Heart disease, cancer, asthma, and diabetes: All are chronic or non-communicable diseases (NCD), which accounted for about 75% of non-pandemic related deaths in 2021. They may result from genetic, environmental, and behavioral factors, or a combination thereof. But can other factors also influence disease risk?
Now, a new Frontiers in Medicine study has investigated the relationship between happiness and health to find out if happier always means healthier and to determine if happiness and co-occurring health benefits are linear or follow a specific pattern.
“We show that subjective well-being, or happiness, appears to function as a population health asset only once a minimum threshold of approximately 2.7 on the Life Ladder scale is surpassed,” said first author Prof Iulia Iuga, a researcher at 1 Decembrie 1918 University of Alba Iulia. “Above this tipping point, increased happiness is associated with a decrease in NCD mortality.”
Happy equals healthy
“The life ladder can be imaged as a simple zero to 10 happiness ruler, where zero means the worst possible life and 10 means the best possible life,” explained Iuga. “People imagine where they currently stand on that ladder.” The team used data sourced from different health organizations, global development statistics, and public opinion polls. The data came from 123 countries and was collected between 2006 and 2021.

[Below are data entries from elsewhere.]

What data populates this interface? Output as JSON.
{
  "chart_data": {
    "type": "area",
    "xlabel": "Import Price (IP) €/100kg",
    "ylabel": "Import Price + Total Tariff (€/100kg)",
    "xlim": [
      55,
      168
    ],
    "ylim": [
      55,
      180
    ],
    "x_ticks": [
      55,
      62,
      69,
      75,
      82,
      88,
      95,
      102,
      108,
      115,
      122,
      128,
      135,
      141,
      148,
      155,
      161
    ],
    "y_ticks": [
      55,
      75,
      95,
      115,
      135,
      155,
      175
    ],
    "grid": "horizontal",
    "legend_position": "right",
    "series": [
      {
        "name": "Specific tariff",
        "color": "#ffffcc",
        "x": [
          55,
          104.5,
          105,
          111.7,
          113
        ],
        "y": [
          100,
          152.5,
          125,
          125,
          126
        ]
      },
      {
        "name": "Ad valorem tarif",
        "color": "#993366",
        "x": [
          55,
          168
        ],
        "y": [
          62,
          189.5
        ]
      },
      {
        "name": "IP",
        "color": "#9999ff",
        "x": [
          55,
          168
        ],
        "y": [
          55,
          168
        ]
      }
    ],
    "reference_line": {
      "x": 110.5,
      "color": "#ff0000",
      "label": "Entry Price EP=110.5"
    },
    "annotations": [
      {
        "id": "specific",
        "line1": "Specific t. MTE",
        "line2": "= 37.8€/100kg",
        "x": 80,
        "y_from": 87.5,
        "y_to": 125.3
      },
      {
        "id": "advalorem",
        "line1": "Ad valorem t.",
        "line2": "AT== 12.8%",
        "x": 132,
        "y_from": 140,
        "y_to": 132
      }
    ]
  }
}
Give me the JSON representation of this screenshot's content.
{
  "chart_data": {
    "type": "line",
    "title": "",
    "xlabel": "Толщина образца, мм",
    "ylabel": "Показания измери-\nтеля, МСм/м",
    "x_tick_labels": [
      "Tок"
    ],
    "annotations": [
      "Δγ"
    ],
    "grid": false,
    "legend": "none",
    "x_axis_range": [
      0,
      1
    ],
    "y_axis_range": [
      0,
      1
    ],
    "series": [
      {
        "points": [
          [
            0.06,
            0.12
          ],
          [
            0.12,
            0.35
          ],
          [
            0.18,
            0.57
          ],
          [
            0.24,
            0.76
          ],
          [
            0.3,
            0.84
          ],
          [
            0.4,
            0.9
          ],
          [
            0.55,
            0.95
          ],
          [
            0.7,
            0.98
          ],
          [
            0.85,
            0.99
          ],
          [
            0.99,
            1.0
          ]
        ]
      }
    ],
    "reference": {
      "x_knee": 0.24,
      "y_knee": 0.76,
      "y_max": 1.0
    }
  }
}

A score of 2.7 can be found towards the lower end of the ladder, and people or countries finding themselves there are generally considered unhappy or struggling. “An adjective that fits this level could be ‘barely coping’,” said Iuga. Nevertheless, already at this point, improvements in happiness begin to translate into measurable health benefits.
Once the threshold is surpassed and a country’s collective happiness rises above it, the study found that each 1% increase in subjective well-being is linked to an estimated 0.43% decrease in that country’s 30-to-70-year NCD mortality rate. This rate refers to the percentage of deaths due to NCDs among individuals aged between 30 and 70.

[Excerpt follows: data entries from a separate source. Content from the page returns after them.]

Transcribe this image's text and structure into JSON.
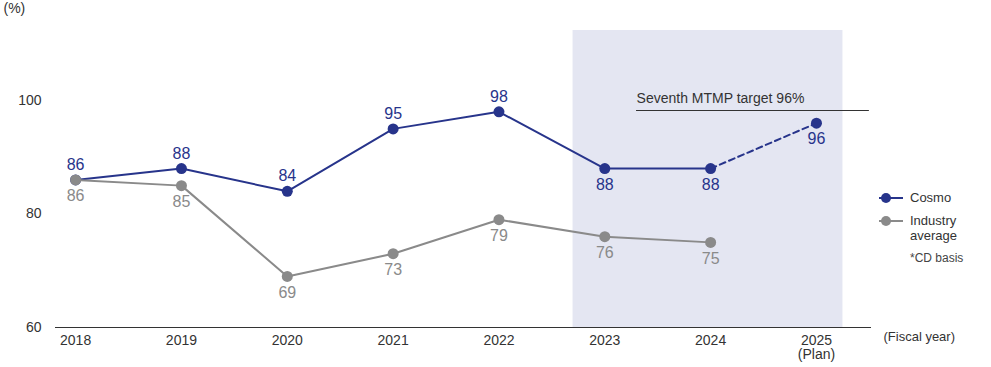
{
  "chart_data": {
    "type": "line",
    "categories": [
      "2018",
      "2019",
      "2020",
      "2021",
      "2022",
      "2023",
      "2024",
      "2025 (Plan)"
    ],
    "series": [
      {
        "name": "Cosmo",
        "color": "#27348b",
        "marker": "circle",
        "values": [
          86,
          88,
          84,
          95,
          98,
          88,
          88,
          96
        ]
      },
      {
        "name": "Industry average",
        "color": "#8a8a8a",
        "marker": "circle",
        "values": [
          86,
          85,
          69,
          73,
          79,
          76,
          75,
          null
        ]
      }
    ],
    "projected": [
      "2025 (Plan)"
    ],
    "ylim": [
      60,
      100
    ],
    "yticks": [
      60,
      80,
      100
    ],
    "y_label": "(%)",
    "x_label": "(Fiscal year)",
    "annotations": [
      {
        "text": "Seventh MTMP target 96%",
        "from": "2023",
        "to": "2025 (Plan)"
      }
    ],
    "note": "*CD basis",
    "data_labels": true,
    "legend": "right",
    "grid": false
  }
}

“Within the observed range, we found no evidence of adverse effects from ‘excessive’ happiness,” Iuga added. Below the 2.7-point threshold, small improvements in happiness (for example, from a score of 2 to 2.2) do not translate to measurable reduction in NCD deaths, the data indicated. Before measurable changes can be unlocked, very low well-being needs to be remedied, the study suggested.
Health unlocked
Countries that exceeded this threshold tend to have higher per person health spending, stronger social safety nets, and more stable governance as opposed to the countries falling below it. The average life ladder score across the examined countries during the study period was 5.45, with a minimum of 2.18 and a maximum of 7.97.
There are several ways that governments could raise countries above a score of 2.7, for example through promoting healthy living by expanding obesity prevention and tightening alcohol availability; improving the environment through stricter air-quality standard; and increasing their per capita health spending. The authors said their insights could help guide health and social policies and might aid to integrate well-being into nations’ agendas.
The authors pointed out that the life ladder scores making up their data were self-reported, which may have resulted in measurement errors, differences in cross-cultural response styles, or reporting bias. It is also possible that subnational differences between populations were captured inadequately. In the future, studies should include more measures, such as years lived with disability or hospital admission records, include subnational micro-data, and expand coverage to low-income or conflict states, which may have been overlooked in the data they used, the team pointed out.
Nevertheless, identifying the protective effects of happiness could be an important step towards healthier people. “Identifying this tipping point could provide more accurate evidence for health policy,” concluded Iuga. “Happiness is not just a personal feeling but also a measurable public health resource.”